Samedi dernier, à Londres, les ministres des finances du G8, c’est-à-dire du monde des riches, ont finalement accepté la proposition britannique de passer un coup d’éponge sur la dette que Bénin, Bolivie, Burkina Faso, Ethiopie, Ghana, Guyane, Honduras, Madagascar, Mali, Mauritanie, Mozambique, Nicaragua, Niger, Ruanda, Sénégal, Tanzanie, Ouganda et Zambia ont envers la Banque Mondiale et le Fond Monétaire International (FMI). D’ici 12/18 mois cette mesure pourrait s’étendre à 9 autres pays (allant de 40 à 55 milliards de dollars). Mais attention!
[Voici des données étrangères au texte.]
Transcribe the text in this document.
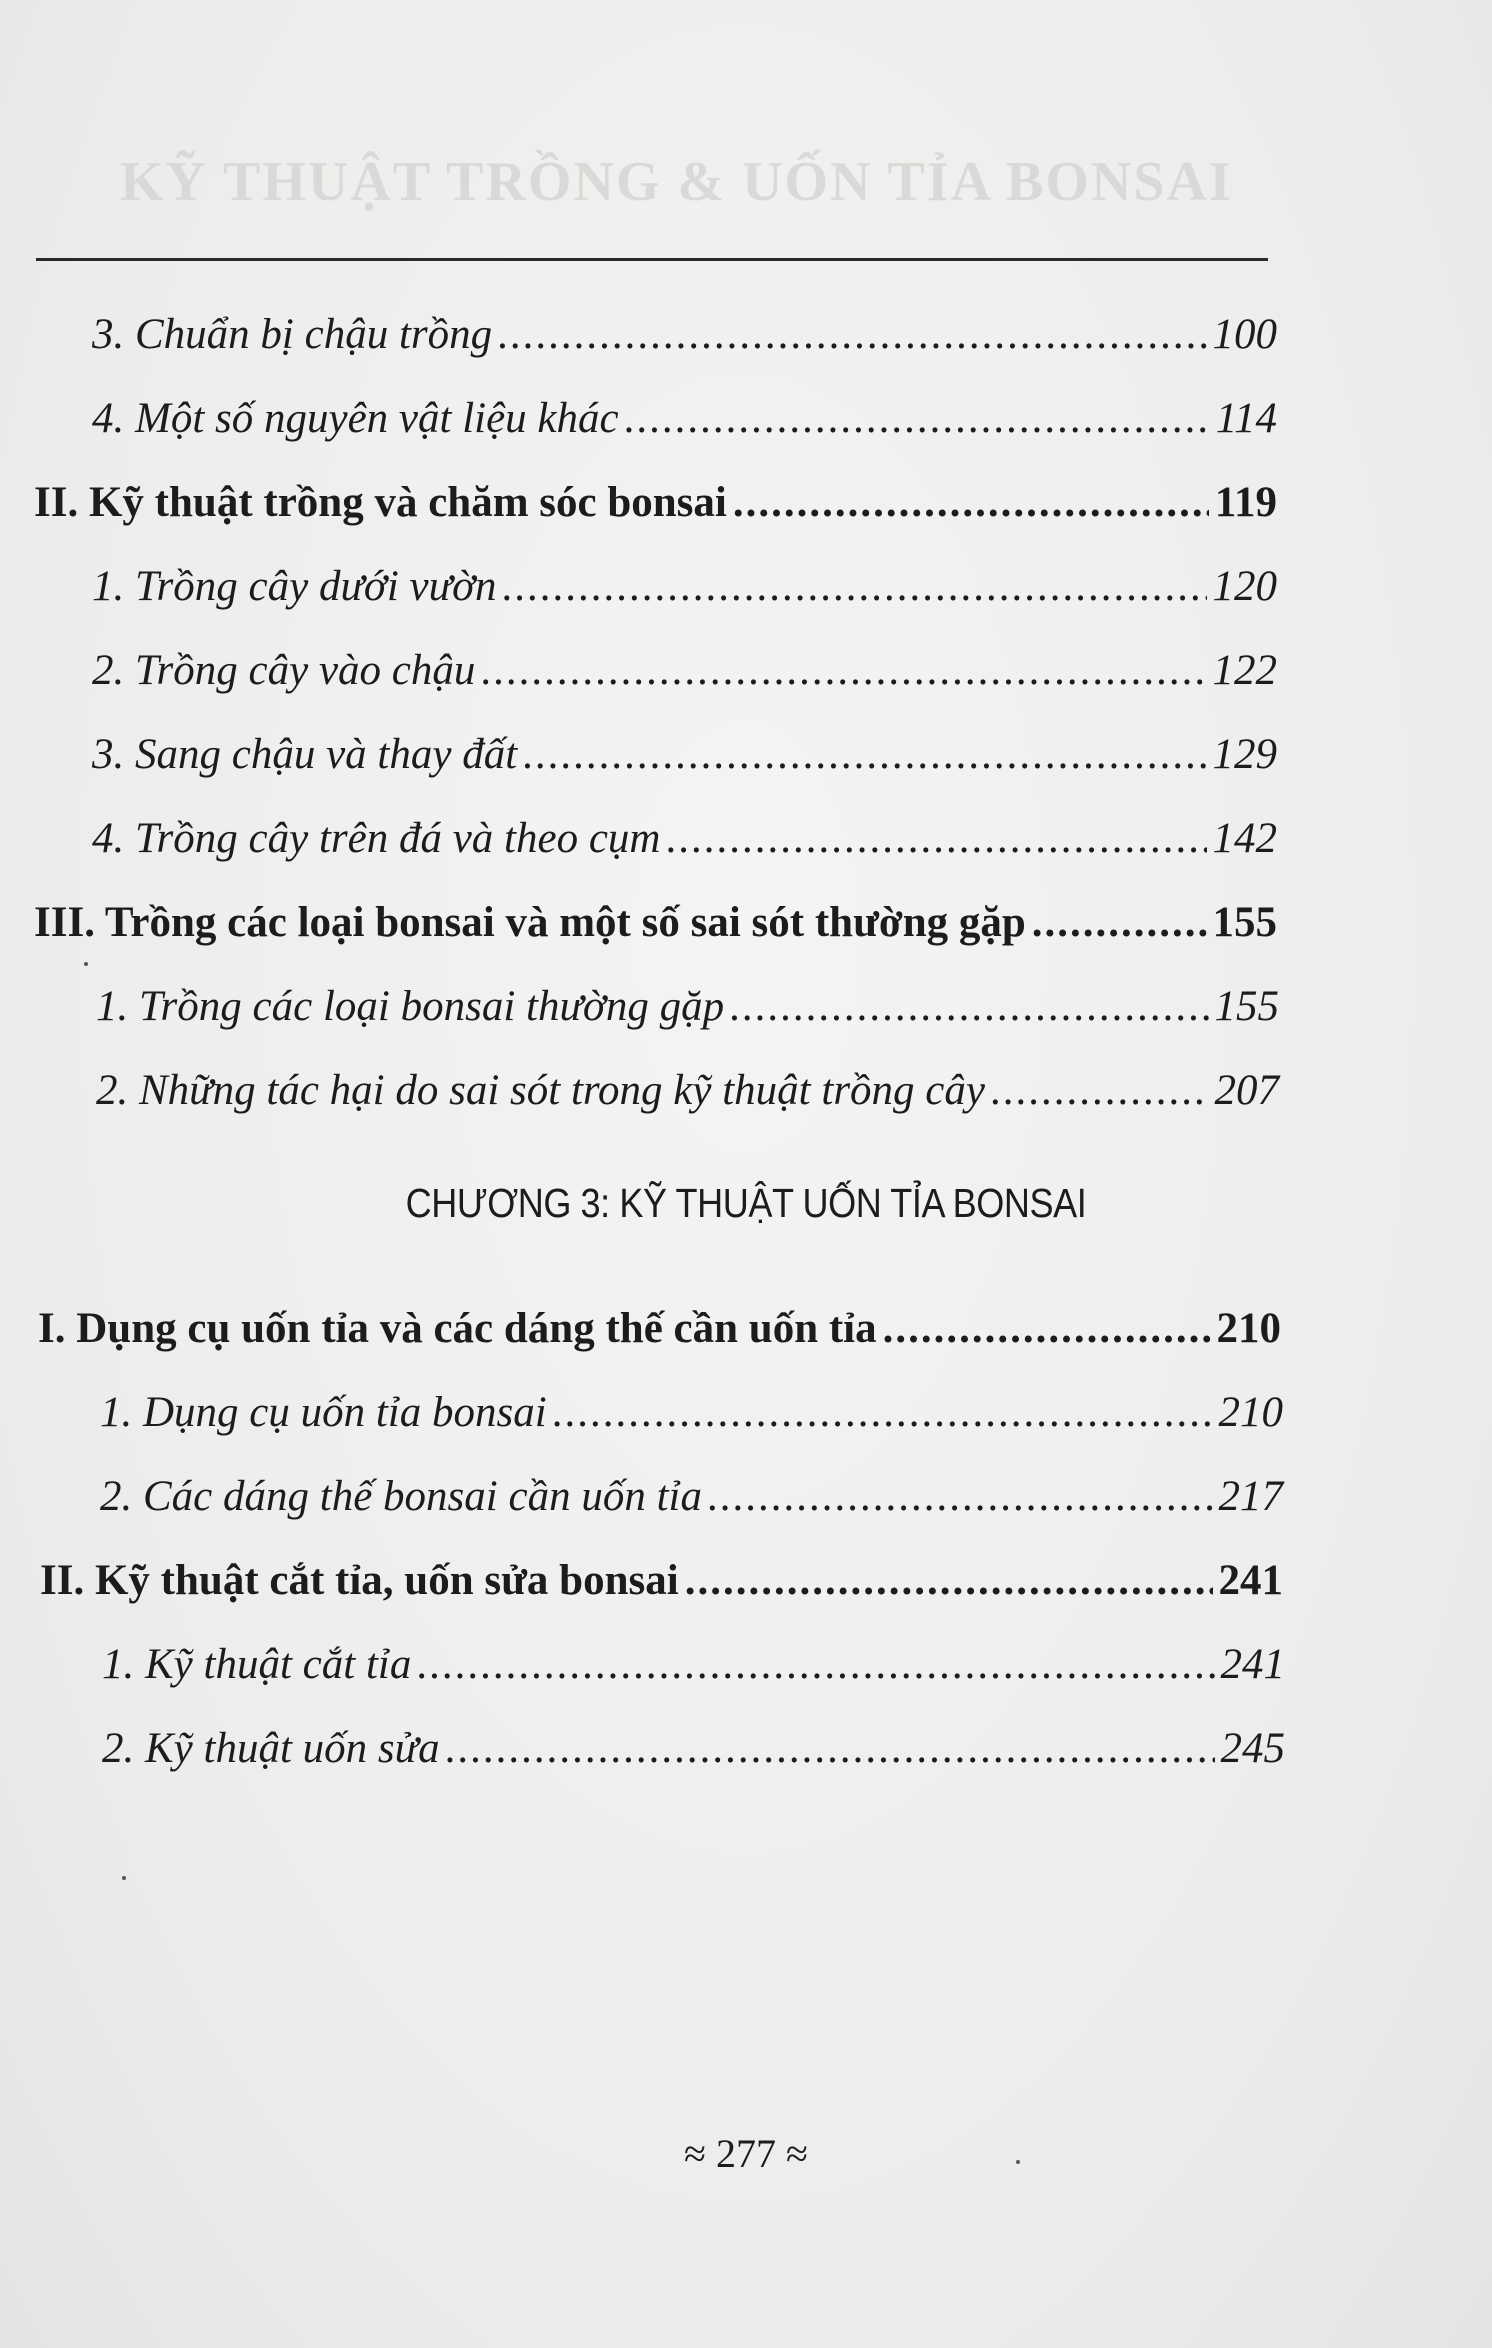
KỸ THUẬT TRỒNG & UỐN TỈA BONSAI
3. Chuẩn bị chậu trồng .....	100
4. Một số nguyên vật liệu khác .....	114
II. Kỹ thuật trồng và chăm sóc bonsai .....	119
1. Trồng cây dưới vườn .....	120
2. Trồng cây vào chậu .....	122
3. Sang chậu và thay đất .....	129
4. Trồng cây trên đá và theo cụm .....	142
III. Trồng các loại bonsai và một số sai sót thường gặp .....	155
1. Trồng các loại bonsai thường gặp .....	155
2. Những tác hại do sai sót trong kỹ thuật trồng cây .....	207
CHƯƠNG 3: KỸ THUẬT UỐN TỈA BONSAI
I. Dụng cụ uốn tỉa và các dáng thế cần uốn tỉa .....	210
1. Dụng cụ uốn tỉa bonsai .....	210
2. Các dáng thế bonsai cần uốn tỉa .....	217
II. Kỹ thuật cắt tỉa, uốn sửa bonsai .....	241
1. Kỹ thuật cắt tỉa .....	241
2. Kỹ thuật uốn sửa .....	245
≈ 277 ≈
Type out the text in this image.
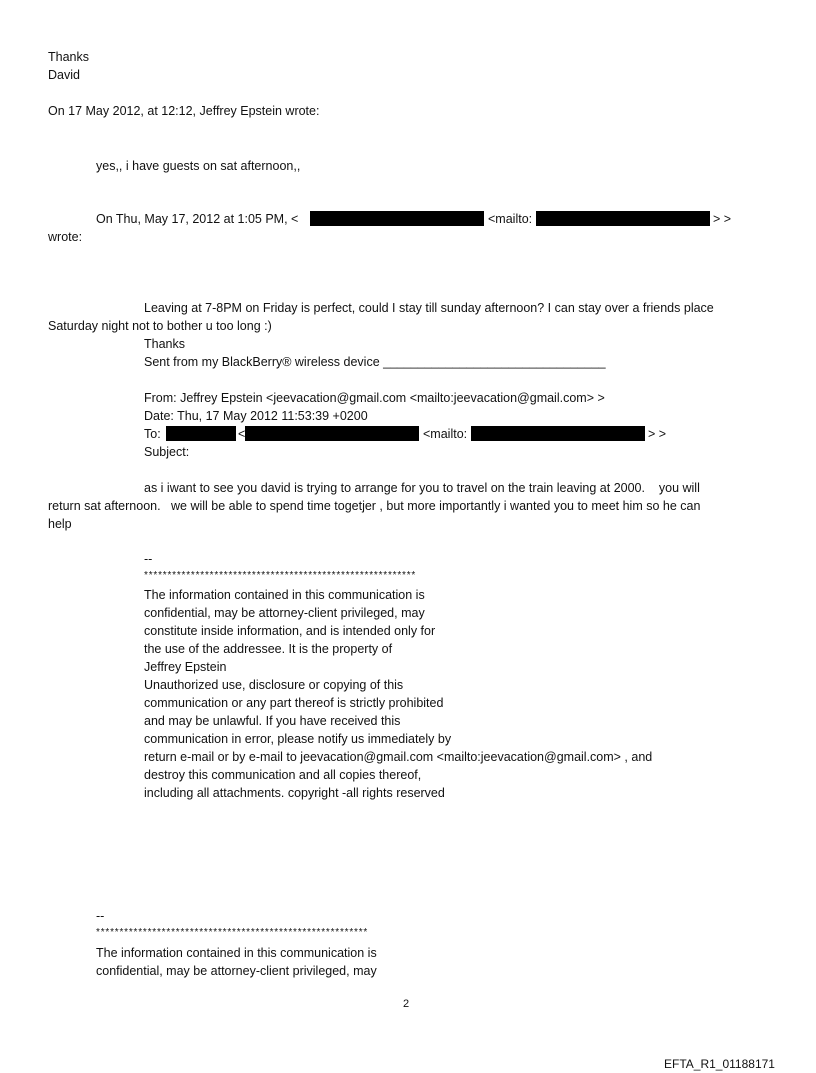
Thanks
David
On 17 May 2012, at 12:12, Jeffrey Epstein wrote:
yes,, i have guests on sat afternoon,,
On Thu, May 17, 2012 at 1:05 PM, <	<mailto:	> >
wrote:
Leaving at 7-8PM on Friday is perfect, could I stay till sunday afternoon? I can stay over a friends place
Saturday night not to bother u too long :)
Thanks
Sent from my BlackBerry® wireless device ________________________________
From: Jeffrey Epstein <jeevacation@gmail.com <mailto:jeevacation@gmail.com> >
Date: Thu, 17 May 2012 11:53:39 +0200
To:	<	<mailto:	> >
Subject:
as i iwant to see you david is trying to arrange for you to travel on the train leaving at 2000.    you will
return sat afternoon.   we will be able to spend time togetjer , but more importantly i wanted you to meet him so he can
help
--
**********************************************************
The information contained in this communication is
confidential, may be attorney-client privileged, may
constitute inside information, and is intended only for
the use of the addressee. It is the property of
Jeffrey Epstein
Unauthorized use, disclosure or copying of this
communication or any part thereof is strictly prohibited
and may be unlawful. If you have received this
communication in error, please notify us immediately by
return e-mail or by e-mail to jeevacation@gmail.com <mailto:jeevacation@gmail.com> , and
destroy this communication and all copies thereof,
including all attachments. copyright -all rights reserved
--
**********************************************************
The information contained in this communication is
confidential, may be attorney-client privileged, may
2
EFTA_R1_01188171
Ils n’ont encore rien effacé car « il s’agit d’une disposition d’annulation, et rien ne confirme que cette dette sera réellement annulée », a expliqué un fonctionnaire de l’UE. L’amnistie est sujette à des conditions liées à la conduite des pays intéressés (qualités de gouvernance et lutte contre la corruption), et en plus, il n’est pas dit que cette opération aboutisse, c’est-à-dire qu’elle améliore les conditions de vie des populations des pays concernés, parce que…

 

… actuellement ces pays ne remboursent rien car ils ne sont pas en mesure de rembourser quoi que ce soit. Leur dette augmente, c'est tout. Ce dont ils ont un urgent besoin, c’est d’une aide directe.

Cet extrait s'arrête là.